New Zealanders’ feelings of warmth toward people from Japan, India and China have marginally decreased since 2009, according to a survey. The average warmth rating toward people from all three countries was 70 in 2010, against 72 in 2009, according to the latest survey of New Zealanders’ perceptions of Asia and Asian peoples.
The Asia:NZ Foundation study shows that the perceptions may have been slanted by the media coverage of the Crafar farms by Chinese investors, Japanese whaling and the trail of Peter Bethune, and the controversy surrounding the lead-up to the Delhi Commonwealth Games, as well as the impact of the recession, mirroring surveys in other countries, says Asia New Zealand Foundation’s director, policy and research Dr Andrew Butcher.

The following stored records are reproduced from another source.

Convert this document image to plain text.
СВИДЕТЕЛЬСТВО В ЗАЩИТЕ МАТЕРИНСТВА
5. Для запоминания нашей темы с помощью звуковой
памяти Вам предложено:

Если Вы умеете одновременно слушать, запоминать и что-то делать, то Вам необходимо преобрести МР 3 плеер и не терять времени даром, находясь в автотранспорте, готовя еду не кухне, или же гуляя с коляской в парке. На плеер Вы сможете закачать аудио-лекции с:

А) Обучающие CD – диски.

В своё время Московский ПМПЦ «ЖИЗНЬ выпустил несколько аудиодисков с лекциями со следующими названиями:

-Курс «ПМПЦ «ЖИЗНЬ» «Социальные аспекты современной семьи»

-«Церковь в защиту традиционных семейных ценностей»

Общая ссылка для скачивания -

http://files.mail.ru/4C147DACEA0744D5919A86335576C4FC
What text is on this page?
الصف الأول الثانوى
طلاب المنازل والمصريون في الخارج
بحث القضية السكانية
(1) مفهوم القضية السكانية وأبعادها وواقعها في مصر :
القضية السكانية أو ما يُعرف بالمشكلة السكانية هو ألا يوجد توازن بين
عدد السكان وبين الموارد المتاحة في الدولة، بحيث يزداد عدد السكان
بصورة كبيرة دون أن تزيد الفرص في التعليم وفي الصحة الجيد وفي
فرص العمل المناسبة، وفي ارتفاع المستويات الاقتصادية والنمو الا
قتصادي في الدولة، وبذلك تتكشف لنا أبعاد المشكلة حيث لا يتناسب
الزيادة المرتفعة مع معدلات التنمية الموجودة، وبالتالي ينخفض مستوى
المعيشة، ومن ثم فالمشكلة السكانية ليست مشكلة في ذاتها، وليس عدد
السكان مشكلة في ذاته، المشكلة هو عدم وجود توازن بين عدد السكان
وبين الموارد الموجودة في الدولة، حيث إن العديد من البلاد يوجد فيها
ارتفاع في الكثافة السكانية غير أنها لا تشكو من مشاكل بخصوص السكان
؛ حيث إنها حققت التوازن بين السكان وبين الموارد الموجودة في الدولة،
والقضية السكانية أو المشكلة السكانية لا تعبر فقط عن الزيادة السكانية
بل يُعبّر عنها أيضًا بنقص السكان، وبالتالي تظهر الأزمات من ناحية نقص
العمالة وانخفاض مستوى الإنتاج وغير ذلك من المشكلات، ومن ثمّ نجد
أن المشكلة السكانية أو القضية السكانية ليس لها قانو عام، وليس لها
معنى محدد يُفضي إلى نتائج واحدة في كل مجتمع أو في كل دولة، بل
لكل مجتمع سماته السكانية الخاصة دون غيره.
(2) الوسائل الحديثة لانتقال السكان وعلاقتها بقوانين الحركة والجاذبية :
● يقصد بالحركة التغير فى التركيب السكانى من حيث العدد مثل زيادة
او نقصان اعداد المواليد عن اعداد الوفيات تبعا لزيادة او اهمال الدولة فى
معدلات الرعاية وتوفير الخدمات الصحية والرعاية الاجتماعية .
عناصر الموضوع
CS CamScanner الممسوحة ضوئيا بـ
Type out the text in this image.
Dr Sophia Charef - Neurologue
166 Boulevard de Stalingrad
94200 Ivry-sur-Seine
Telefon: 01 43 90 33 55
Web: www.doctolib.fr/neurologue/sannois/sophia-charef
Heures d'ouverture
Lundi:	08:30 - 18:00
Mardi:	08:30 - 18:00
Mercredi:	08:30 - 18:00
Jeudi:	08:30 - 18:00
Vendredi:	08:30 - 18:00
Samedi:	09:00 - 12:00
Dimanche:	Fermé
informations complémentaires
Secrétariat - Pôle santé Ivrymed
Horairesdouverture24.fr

However, local events like Diwali and Lantern Festival, and the free trade agreement with China seem to have had a positive influence on New Zealanders as three-quarters of Kiwis (77 percent) see the Asian region as important to New Zealand’s future (38 percent see it as very important).
New Zealanders continue to view the Asian region more important than Europe (66 percent), North America (56 percent), South Pacific (43 percent), South America (24 percent) and Africa (9 percent).
Not surprisingly, Australia, with 86 percent, rates as being more important to New Zealand’s future than Asia.
The benefits of a relationship with Asia that New Zealanders see as being the most positive are primarily economic.
Meanwhile attitudes regarding the contribution that Asian people make to New Zealand has not changed significantly since 2009.
Good news for racial harmony: 75 percent Kiwis believe that Asian immigrants bring a valuable cultural diversity to New Zealand, Dr Butcher says.
However, New Zealanders’ cultural awareness is limited to high profile Asian events. The most common events mentioned are Chinese New Year (30 percent), the Lantern Festival Â (24 percent), and the Diwali Festival (22 percent).
The survey is also a measure of New Zealanders’ interest in Asian peoples and cultures, and as well as on subjects such as inbound Asian investment, trade with Asia, tourism from Asia, Asian international students and immigration from Asian countries.